They say knowledge is power.
But for almost 59,000 University of California graduate students, knowledge has barely landed them above the poverty line.
On Feb. 12, graduate students at UC Santa Cruz took to the streets in a protest, which resulted in 17 arrests after protesters refused police orders to vacate the streets. The graduate students – who make just about $20,000 a year as teaching assistants – were protesting low wages and the lack of affordable housing provided by the UC.
Within days, UC President Janet Napolitano condemned protesters for violating their union contract.
But Napolitano quickly moved on to other orders of business – namely, a clear announcement that the UC would not engage in conversation, much less renegotiation, with graduate students telling the University they can’t afford their housing costs.
The UC has a long history of ignoring the effects of its bargaining tactics on others’ livelihoods, whether it be the American Federation of State, County and Municipal Employees Local 3299 or the University Council-American Federation of Teachers. But this level of disregard for its own students is indefensible, and the UC’s flippant response to valid concerns will only increase hostilities between students and the institution meant to provide for them. Blocking the streets may well deserve arrest under law, but it by no means warrants ending a conversation – especially one administrators won’t allow to even begin.
As Napolitano’s term comes to a close, students may have expected parting words and concise policy decisions.
Instead, they’ve been left with borderline threats and unjust ultimatums.
In a letter to students and faculty, the UC president said holding grades “hostage” and refusing to teach classes during the protest was “the wrong way to go.” The letter also referenced potential consequences for those involved in the protest, including the threat of job termination.
And though the University seems intent on maintaining current provisions for graduate students, members of the UC community are rightfully not so comfortable.

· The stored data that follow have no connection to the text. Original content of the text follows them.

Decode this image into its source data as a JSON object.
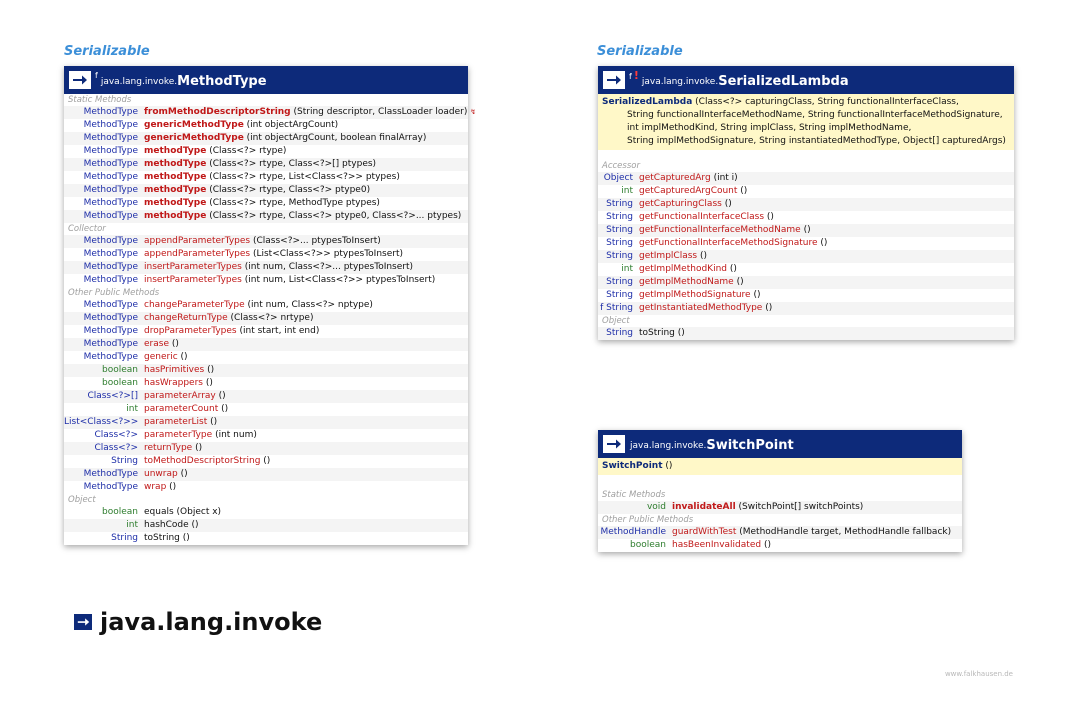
{
  "sections": {
    "left": "Serializable",
    "right": "Serializable"
  },
  "methodtype": {
    "mods": "f",
    "package": "java.lang.invoke.",
    "name": "MethodType",
    "groups": [
      {
        "label": "Static Methods",
        "rows": [
          {
            "rt": "MethodType",
            "name": "fromMethodDescriptorString",
            "bold": true,
            "args": "(String descriptor, ClassLoader loader) ",
            "extra": "↯"
          },
          {
            "rt": "MethodType",
            "name": "genericMethodType",
            "bold": true,
            "args": "(int objectArgCount)"
          },
          {
            "rt": "MethodType",
            "name": "genericMethodType",
            "bold": true,
            "args": "(int objectArgCount, boolean finalArray)"
          },
          {
            "rt": "MethodType",
            "name": "methodType",
            "bold": true,
            "args": "(Class<?> rtype)"
          },
          {
            "rt": "MethodType",
            "name": "methodType",
            "bold": true,
            "args": "(Class<?> rtype, Class<?>[] ptypes)"
          },
          {
            "rt": "MethodType",
            "name": "methodType",
            "bold": true,
            "args": "(Class<?> rtype, List<Class<?>> ptypes)"
          },
          {
            "rt": "MethodType",
            "name": "methodType",
            "bold": true,
            "args": "(Class<?> rtype, Class<?> ptype0)"
          },
          {
            "rt": "MethodType",
            "name": "methodType",
            "bold": true,
            "args": "(Class<?> rtype, MethodType ptypes)"
          },
          {
            "rt": "MethodType",
            "name": "methodType",
            "bold": true,
            "args": "(Class<?> rtype, Class<?> ptype0, Class<?>... ptypes)"
          }
        ]
      },
      {
        "label": "Collector",
        "rows": [
          {
            "rt": "MethodType",
            "name": "appendParameterTypes",
            "args": "(Class<?>... ptypesToInsert)"
          },
          {
            "rt": "MethodType",
            "name": "appendParameterTypes",
            "args": "(List<Class<?>> ptypesToInsert)"
          },
          {
            "rt": "MethodType",
            "name": "insertParameterTypes",
            "args": "(int num, Class<?>... ptypesToInsert)"
          },
          {
            "rt": "MethodType",
            "name": "insertParameterTypes",
            "args": "(int num, List<Class<?>> ptypesToInsert)"
          }
        ]
      },
      {
        "label": "Other Public Methods",
        "rows": [
          {
            "rt": "MethodType",
            "name": "changeParameterType",
            "args": "(int num, Class<?> nptype)"
          },
          {
            "rt": "MethodType",
            "name": "changeReturnType",
            "args": "(Class<?> nrtype)"
          },
          {
            "rt": "MethodType",
            "name": "dropParameterTypes",
            "args": "(int start, int end)"
          },
          {
            "rt": "MethodType",
            "name": "erase",
            "args": "()"
          },
          {
            "rt": "MethodType",
            "name": "generic",
            "args": "()"
          },
          {
            "rt": "boolean",
            "prim": true,
            "name": "hasPrimitives",
            "args": "()"
          },
          {
            "rt": "boolean",
            "prim": true,
            "name": "hasWrappers",
            "args": "()"
          },
          {
            "rt": "Class<?>[]",
            "name": "parameterArray",
            "args": "()"
          },
          {
            "rt": "int",
            "prim": true,
            "name": "parameterCount",
            "args": "()"
          },
          {
            "rt": "List<Class<?>>",
            "name": "parameterList",
            "args": "()"
          },
          {
            "rt": "Class<?>",
            "name": "parameterType",
            "args": "(int num)"
          },
          {
            "rt": "Class<?>",
            "name": "returnType",
            "args": "()"
          },
          {
            "rt": "String",
            "name": "toMethodDescriptorString",
            "args": "()"
          },
          {
            "rt": "MethodType",
            "name": "unwrap",
            "args": "()"
          },
          {
            "rt": "MethodType",
            "name": "wrap",
            "args": "()"
          }
        ]
      },
      {
        "label": "Object",
        "rows": [
          {
            "rt": "boolean",
            "prim": true,
            "name": "equals",
            "plain": true,
            "args": "(Object x)"
          },
          {
            "rt": "int",
            "prim": true,
            "name": "hashCode",
            "plain": true,
            "args": "()"
          },
          {
            "rt": "String",
            "name": "toString",
            "plain": true,
            "args": "()"
          }
        ]
      }
    ]
  },
  "serializedlambda": {
    "mods": "f",
    "excl": "!",
    "package": "java.lang.invoke.",
    "name": "SerializedLambda",
    "ctor": {
      "name": "SerializedLambda",
      "lines": [
        "(Class<?> capturingClass, String functionalInterfaceClass,",
        "String functionalInterfaceMethodName, String functionalInterfaceMethodSignature,",
        "int implMethodKind, String implClass, String implMethodName,",
        "String implMethodSignature, String instantiatedMethodType, Object[] capturedArgs)"
      ]
    },
    "groups": [
      {
        "label": "Accessor",
        "rows": [
          {
            "rt": "Object",
            "name": "getCapturedArg",
            "args": "(int i)"
          },
          {
            "rt": "int",
            "prim": true,
            "name": "getCapturedArgCount",
            "args": "()"
          },
          {
            "rt": "String",
            "name": "getCapturingClass",
            "args": "()"
          },
          {
            "rt": "String",
            "name": "getFunctionalInterfaceClass",
            "args": "()"
          },
          {
            "rt": "String",
            "name": "getFunctionalInterfaceMethodName",
            "args": "()"
          },
          {
            "rt": "String",
            "name": "getFunctionalInterfaceMethodSignature",
            "args": "()"
          },
          {
            "rt": "String",
            "name": "getImplClass",
            "args": "()"
          },
          {
            "rt": "int",
            "prim": true,
            "name": "getImplMethodKind",
            "args": "()"
          },
          {
            "rt": "String",
            "name": "getImplMethodName",
            "args": "()"
          },
          {
            "rt": "String",
            "name": "getImplMethodSignature",
            "args": "()"
          },
          {
            "rt": "f String",
            "name": "getInstantiatedMethodType",
            "args": "()"
          }
        ]
      },
      {
        "label": "Object",
        "rows": [
          {
            "rt": "String",
            "name": "toString",
            "plain": true,
            "args": "()"
          }
        ]
      }
    ]
  },
  "switchpoint": {
    "package": "java.lang.invoke.",
    "name": "SwitchPoint",
    "ctor": {
      "name": "SwitchPoint",
      "lines": [
        "()"
      ]
    },
    "groups": [
      {
        "label": "Static Methods",
        "rows": [
          {
            "rt": "void",
            "prim": true,
            "name": "invalidateAll",
            "bold": true,
            "args": "(SwitchPoint[] switchPoints)"
          }
        ]
      },
      {
        "label": "Other Public Methods",
        "rows": [
          {
            "rt": "MethodHandle",
            "name": "guardWithTest",
            "args": "(MethodHandle target, MethodHandle fallback)"
          },
          {
            "rt": "boolean",
            "prim": true,
            "name": "hasBeenInvalidated",
            "args": "()"
          }
        ]
      }
    ]
  },
  "package_title": "java.lang.invoke",
  "footer": "www.falkhausen.de",
  "colors": {
    "header": "#0d2a7a",
    "section": "#3c8fd8",
    "method": "#c01818",
    "type": "#1e2ea8",
    "primitive": "#2e7d2e",
    "ctor_bg": "#fff8c8"
  }
}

Graduate students at UCLA protested in solidarity with Santa Cruz students, while UCSC faculty also marched with protesters. The Executive Board of the Council of UC Faculty Associations itself publicly criticized Napolitano’s response.
No matter how much the UC administration attempts to frame these protesters as irresponsible, this is only a small part of an ongoing plea for affordable housing and livable wages.
And considering the financial circumstances, it’s a plea the UC has a moral obligation to answer – regardless of contracts or union agreements. The median monthly rent in coastal Santa Cruz is over $3,000. A graduate student salary can barely cover seven months of housing at that price – much less an entire academic year.
The UC could make any number of helpful plays here, but instead of opening negotiations, it’s treating students like bargaining chips.
That being said, graduate students are hired under contract, and some – the UC included – will inevitably argue that they have responsibilities to uphold under that deal. Teaching assistants directly impact thousands of students, and their absence is equally unfair to those undergraduates’ educations. But blaming TAs for late midterm grades doesn’t get at the root of a problem the UC created.
Graduate students are financially insecure at the hands of their university, and they are well within their rights to ask for the help they need.
Maybe Napolitano’s successor will understand that.